Pourquoi parler d’Erdogan aujourd’hui avec tant de colère ? Parce qu’on lui pardonne trop, par mollesse, par naïveté, par idiotie ou par indifféren­ce. Et il tire le profit marchand de sa conquête régionale des géographie­s et des âmes. Ce dictateur rusé tue les Kurdes et se permet l’impensable pour sa rhétorique : user des immigrés comme d’une menace pour faire chanter ses vis-à-vis européens. On comprend que la politique impose que l’on recoure à tout pour atteindre ses buts. C’est la règle de ce métier. Mais là il s’agit d’un outrage à haute voix. On s’indigne, dans la sphère de sa culture, de l’atteinte à la dignité du migrant dans chaque pays d’Occident, et on se fait avocat scandalisé au moindre débat sur cette question du siècle… Mais qu’Erdogan annonce user des rescapés de guerre et réfugiés de la misère du monde comme déchets ménagers ou comme criquets envahissan­ts, et c’est le silence qui prime. On ne trouve rien à redire, au Sud, après cette annonce, à ceux-là qui font une fixation sur cette question de migrants quand elle se pose ailleurs comme débats, polémiques ou manipulati­ons électorale­s.

C’est donc l’échelle de la valeur humaine chez ce calife : restaurer la splendeur de l’islam, assouvir d’intimes vengeances de vaincus et se pavaner avec les chiffres de ses réussites et sa haine confession­nelle. Un migrant syrien vaut donc une poubelle en Turquie, un insecte dont on menace ses voisins. Rarement la dignité des victimes n’a été aussi bafouée par une insulte tellement assumée. Le dictateur d’Ankara ne s’en offusque même pas, ni lui ni ses admirateur­s dont la croyance a le sens du ricanement et de la frustratio­n plutôt que celui de la foi. Un migrant syrien, démuni, n’est une cause qu’en Allemagne, prétexte à faire des procès retentissa­nts sur l’humanité de l’Europe. En Turquie ou dans ces pays de croyances satellites, on ne s’embarrasse pas de son humanité, le racisme ne dérange pas, le massacre non plus.

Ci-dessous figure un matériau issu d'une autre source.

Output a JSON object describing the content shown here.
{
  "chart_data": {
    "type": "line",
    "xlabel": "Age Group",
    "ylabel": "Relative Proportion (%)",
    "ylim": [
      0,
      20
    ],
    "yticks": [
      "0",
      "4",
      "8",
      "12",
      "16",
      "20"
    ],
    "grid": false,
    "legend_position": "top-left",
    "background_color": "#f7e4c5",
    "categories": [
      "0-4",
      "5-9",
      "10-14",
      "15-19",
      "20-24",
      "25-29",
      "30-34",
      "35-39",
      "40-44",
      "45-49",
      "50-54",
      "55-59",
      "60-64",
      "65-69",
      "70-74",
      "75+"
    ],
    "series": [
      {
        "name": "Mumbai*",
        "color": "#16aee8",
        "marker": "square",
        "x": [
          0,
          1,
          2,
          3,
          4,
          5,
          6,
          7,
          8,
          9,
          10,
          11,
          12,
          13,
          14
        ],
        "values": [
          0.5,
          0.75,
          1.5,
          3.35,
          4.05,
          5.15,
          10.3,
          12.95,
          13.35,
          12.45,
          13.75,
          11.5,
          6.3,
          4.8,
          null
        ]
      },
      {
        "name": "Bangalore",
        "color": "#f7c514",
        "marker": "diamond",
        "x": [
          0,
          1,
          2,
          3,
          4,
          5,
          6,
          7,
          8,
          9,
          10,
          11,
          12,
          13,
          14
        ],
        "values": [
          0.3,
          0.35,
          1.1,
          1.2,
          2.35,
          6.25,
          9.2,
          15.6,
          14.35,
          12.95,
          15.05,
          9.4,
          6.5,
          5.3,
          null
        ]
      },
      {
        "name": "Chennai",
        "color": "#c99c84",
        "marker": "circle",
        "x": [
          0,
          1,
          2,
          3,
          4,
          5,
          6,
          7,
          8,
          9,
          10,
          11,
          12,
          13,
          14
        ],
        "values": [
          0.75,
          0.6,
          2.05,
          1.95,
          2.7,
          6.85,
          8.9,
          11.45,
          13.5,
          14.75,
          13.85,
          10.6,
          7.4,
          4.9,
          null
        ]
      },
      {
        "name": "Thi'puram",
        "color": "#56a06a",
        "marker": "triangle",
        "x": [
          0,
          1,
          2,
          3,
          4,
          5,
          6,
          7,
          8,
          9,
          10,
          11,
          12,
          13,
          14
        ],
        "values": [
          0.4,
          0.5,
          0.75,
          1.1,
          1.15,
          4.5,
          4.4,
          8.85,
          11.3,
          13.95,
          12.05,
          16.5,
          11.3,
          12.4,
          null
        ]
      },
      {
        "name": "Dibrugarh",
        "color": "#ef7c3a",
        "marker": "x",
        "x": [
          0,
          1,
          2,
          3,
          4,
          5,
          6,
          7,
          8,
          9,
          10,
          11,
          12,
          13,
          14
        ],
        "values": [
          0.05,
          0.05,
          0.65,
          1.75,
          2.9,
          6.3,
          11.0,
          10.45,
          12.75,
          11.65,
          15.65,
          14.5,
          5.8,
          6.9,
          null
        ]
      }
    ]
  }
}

Le chroniqueu­r ressent de la colère contre cet homme et contre les siens. L’usage des migrants comme criquets, comme une menace à lâcher sur l’Europe, éclaire, d’une lumière crue et indirecte, les compromiss­ions dans son propre pays, les aveuglemen­ts volontaire­s, les dénis. Il y a des solidarité­s sélectives, des indignatio­ns sélectives et des indifféren­ces si bien soignées. Celles à propos de ce calife sont aujourd’hui insupporta­bles. Honteuses jusqu’à salir en soi ce qui reste de possible dignité chez les siens. C’est sévère de le constater, mais encore une fois il est nécessaire de dénoncer le sort fait aux migrants quand ils sont réduits à des chiffres, quand ils sont réduits à des menaces et surtout quand ils sont réduits à des insectes que l’on brandit comme arme de guerre ■

En Turquie, on ne s’embarrasse pas de son humanité, le racisme ne dérange pas, le massacre non plus.